Abstract

In this millennial era, competition in the banking business is very tight. This competition does not only occur between banks, but competition also comes from other financial institutions that have succeeded in developing new financial products. The problem with the phenomenon that occurs in this research is that the demand for credit in Rural Banks (BPR) is growing rapidly in this millennial era, while People's Credit Banks (BPRs) themselves still have many lacks compared to commercial banks. The purpose of this research is that Rural Banks (BPR) can compete with commercial banks in this millennial era in getting customers. This study used a qualitative approach, in form of descriptive statistical data from the research variables. The population in this study amounted to 144 Rural Banks (BPR) in the Ex-Residency of Semarang. The sampling technique was 65 Rural Banks (BPR) in the Ex-Residency of Semarang. The explanation of the data is accompanied by minimum value, maximum value, mean, variance, and standard deviation. The results of this study are there is a significant and negative influence between the Capital Adequacy Ratio (CAR) on credit demand.
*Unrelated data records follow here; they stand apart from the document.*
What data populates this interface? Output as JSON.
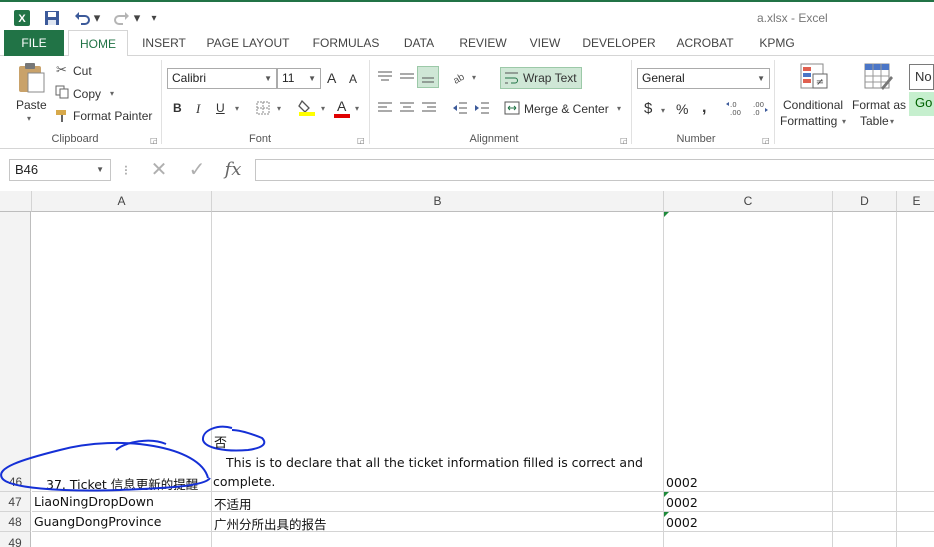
{
  "window": {
    "title": "a.xlsx - Excel"
  },
  "quick_access": {
    "more_glyph": "⁝",
    "customize_glyph": "▾"
  },
  "tabs": [
    "FILE",
    "HOME",
    "INSERT",
    "PAGE LAYOUT",
    "FORMULAS",
    "DATA",
    "REVIEW",
    "VIEW",
    "DEVELOPER",
    "ACROBAT",
    "KPMG"
  ],
  "active_tab": "HOME",
  "clipboard": {
    "paste": "Paste",
    "cut": "Cut",
    "copy": "Copy",
    "format_painter": "Format Painter",
    "label": "Clipboard"
  },
  "font": {
    "name": "Calibri",
    "size": "11",
    "bold": "B",
    "italic": "I",
    "underline": "U",
    "grow": "A",
    "shrink": "A",
    "font_color_glyph": "A",
    "label": "Font",
    "fill_color": "#ffff00",
    "font_color": "#e00000"
  },
  "alignment": {
    "wrap_text": "Wrap Text",
    "merge_center": "Merge & Center",
    "label": "Alignment"
  },
  "number": {
    "format": "General",
    "currency": "$",
    "percent": "%",
    "comma": ",",
    "inc_decimal": "←.0\n.00",
    "dec_decimal": ".00\n→.0",
    "label": "Number"
  },
  "styles": {
    "conditional_1": "Conditional",
    "conditional_2": "Formatting",
    "format_as_1": "Format as",
    "format_as_2": "Table",
    "normal": "No",
    "good": "Go"
  },
  "formula_bar": {
    "name_box": "B46",
    "fx": "fx",
    "cancel": "✕",
    "enter": "✓",
    "value": ""
  },
  "columns": [
    "A",
    "B",
    "C",
    "D",
    "E"
  ],
  "rows": [
    {
      "num": "46",
      "a": "37. Ticket 信息更新的提醒",
      "b_line1": "This is to declare that all the ticket information filled is correct and",
      "b_line2": "complete.",
      "c": "0002"
    },
    {
      "num": "47",
      "a": "LiaoNingDropDown",
      "b": "不适用",
      "c": "0002"
    },
    {
      "num": "48",
      "a": "GuangDongProvince",
      "b": "广州分所出具的报告",
      "c": "0002"
    },
    {
      "num": "49",
      "a": "",
      "b": "",
      "c": ""
    }
  ],
  "annotation": {
    "handwritten_text": "否",
    "ink_color": "#1530d6"
  },
  "colors": {
    "excel_green": "#217346",
    "comment_indicator": "#1f8a3c"
  }
}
There is a significant and positive influence between Non Performing Loans (NPL) on credit demand. There is no significant effect between Return on Total Assets (ROA) on credit demand. There is no significant effect between Return on Total Equity (ROE) on credit demand. There is no significant effect between the Loan to Deposit Ratio (LDR) on credit demand. There is a significant and negative influence between Operational Expenses on Operating Income on credit demand.